Frente a la concreción de las trincheras, en el último medio siglo las guerras han adquirido un rostro líquido, ubicuo e imprevisible. Si nos ponemos puntillosos, el origen del terrorismo se remontaría a la resistencia de los españoles y los rusos contra Napoleón -puro XIX-, pero ha sido en estos últimos cincuenta años cuando, sin la delimitación del combate entre ejércitos regulares, ha adoptado su naturaleza actual. Como artilugio cruel de la propaganda, el terrorismo aspira a algún tipo de legitimidad, por medio de la vieja retórica de la pureza y del maniqueísmo: las naciones minoritarias frente a los Estados opresores, las clases obreras frente a la patronal, las colonias frente a los imperios. Fue en la década de los sesenta y los setenta, en plena Guerra Fría, cuando se produjo una renovada eclosión de tales movimientos, seguramente financiados por la URSS, que percibía el potencial del terrorismo como herramienta de desestabilización. La lucha de clases se entreveraba con la emancipación de los pueblos, la izquierda con el nacionalismo identitario de origen romántico y conservador: Brigadas rojas y Baader-Meinhof, ETA y Hamás. La lógica asesina del terrorista requiere de una identificación moral que vaya más allá de la propia vida. Cuando uno está dispuesto a inmolarse porque hay verdades más importantes que uno mismo, entonces la vida de los demás -sobre todo si son el enemigo- tampoco vale más que esa presunta verdad. El relato épico se sirve en forma de martirio y de asesinato. Los palestinos utilizaban a niños para atentar contra los israelíes. Bin Laden lanzó dos aviones repletos de inocentes contra las torres gemelas. El nacionalismo radical vasco convirtió en gudaris a los asesinos, mientras imponía el silencio a las víctimas. La idea clave es que incluso el terror exige algún tipo de legitimidad ideológica para resultar operativo. Por eso a menudo oímos que se debe dialogar con los terroristas, aunque no, por ejemplo, con las mafias. La posesión de «la verdad» -una verdad arcaica, agresiva, mendaz- actúa como un combustible del mal, que persistirá mientras funcione esa determinada narrativa. No en vano, el final del terrorismo en Europa coincidió tanto con su descrédito ideológico y social como con el colapso del bloque soviético.

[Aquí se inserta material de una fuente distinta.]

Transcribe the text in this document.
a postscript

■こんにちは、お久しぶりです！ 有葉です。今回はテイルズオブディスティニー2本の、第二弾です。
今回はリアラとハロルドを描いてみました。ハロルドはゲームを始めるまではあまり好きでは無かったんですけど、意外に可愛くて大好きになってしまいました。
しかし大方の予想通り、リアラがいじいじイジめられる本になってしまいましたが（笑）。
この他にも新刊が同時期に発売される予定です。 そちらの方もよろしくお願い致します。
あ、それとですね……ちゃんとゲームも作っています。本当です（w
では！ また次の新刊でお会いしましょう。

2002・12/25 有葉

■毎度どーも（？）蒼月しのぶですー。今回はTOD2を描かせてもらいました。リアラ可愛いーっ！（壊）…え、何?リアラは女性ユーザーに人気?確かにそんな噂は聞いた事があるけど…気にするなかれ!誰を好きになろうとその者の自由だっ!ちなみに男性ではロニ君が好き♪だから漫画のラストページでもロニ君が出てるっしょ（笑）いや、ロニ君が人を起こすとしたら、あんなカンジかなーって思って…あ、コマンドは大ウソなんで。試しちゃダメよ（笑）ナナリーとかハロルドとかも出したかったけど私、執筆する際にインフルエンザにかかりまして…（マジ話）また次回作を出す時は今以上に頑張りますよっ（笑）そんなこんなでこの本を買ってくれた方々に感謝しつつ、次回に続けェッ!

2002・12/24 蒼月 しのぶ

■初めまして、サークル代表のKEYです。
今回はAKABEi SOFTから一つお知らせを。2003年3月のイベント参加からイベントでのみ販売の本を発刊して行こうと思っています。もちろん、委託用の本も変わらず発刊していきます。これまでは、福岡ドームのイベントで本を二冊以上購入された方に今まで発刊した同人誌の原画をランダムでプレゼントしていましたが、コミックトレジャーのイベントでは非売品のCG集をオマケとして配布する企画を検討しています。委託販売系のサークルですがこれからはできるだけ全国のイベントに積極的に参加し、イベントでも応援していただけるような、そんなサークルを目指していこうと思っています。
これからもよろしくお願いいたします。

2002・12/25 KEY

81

De esta dinámica cabe hacer una lectura adaptada a nuestros días. Si, como profetizó Huntington, nos adentramos en un conflicto de civilizaciones, el islamismo ha decidido tomar la iniciativa. En clave política, el inicio del siglo XXI tuvo lugar en Nueva York el 11 de septiembre de 2001 con la iconografía de los aviones suicidas. La capital del mundo fue doblegada, pero no se trataba sólo de eso sino también de lanzar un mensaje hacia el interior del orbe musulmán. Nada se aleja mucho de la vieja doctrina del maoísmo que reclamaba las bondades de las catástrofes. Por un lado, Occidente que se revuelve inquieto tras la sucesión de atentados, dejando tras de sí algún que otro brote de xenofobia, más social que política; por el otro, se anuncia una inestabilidad creciente en los países árabes, cuyas fuerzas de seguridad parecen incapaces de mantener el orden: Siria o Irak, donde los cristianos orientales son masacrados; las pugnas entre chiíes y suníes, con el petróleo y la religión de fondo; el doble atentado, esta semana en Túnez, que dinamita durante un largo periodo de tiempo el potencial turístico y económico de la región. El terrorismo logra así victimizar a los musulmanes en Europa y debilitar a sus propios Estados. Uno de los grandes temores del futuro pasa por considerar la posibilidad de que algunos países africanos u orientales caigan en manos de grupos terroristas, como en cierto modo sucedió ya en Afganistán con los talibanes. El sueño del califato.

En la Historia nada es lineal, ni mucho menos estable. Europa envejece a marchas forzadas, con una frontera inmensa que defender. El caos económico en el sur del Mediterráneo augura masivos movimientos migratorios en el futuro. El terrorismo líquido, sin centro aparente, ni núcleo sólido, recuerda a las cien cabezas de la figura de Hidra. Al final, una vez más, la cuestión del relato resulta crucial. Quiero decir que Occidente puede y tiene la obligación de mantener a raya el fanatismo islámico, pero que es dentro de las sociedades musulmanas donde se debe levantar la voz con claridad en contra del extremismo.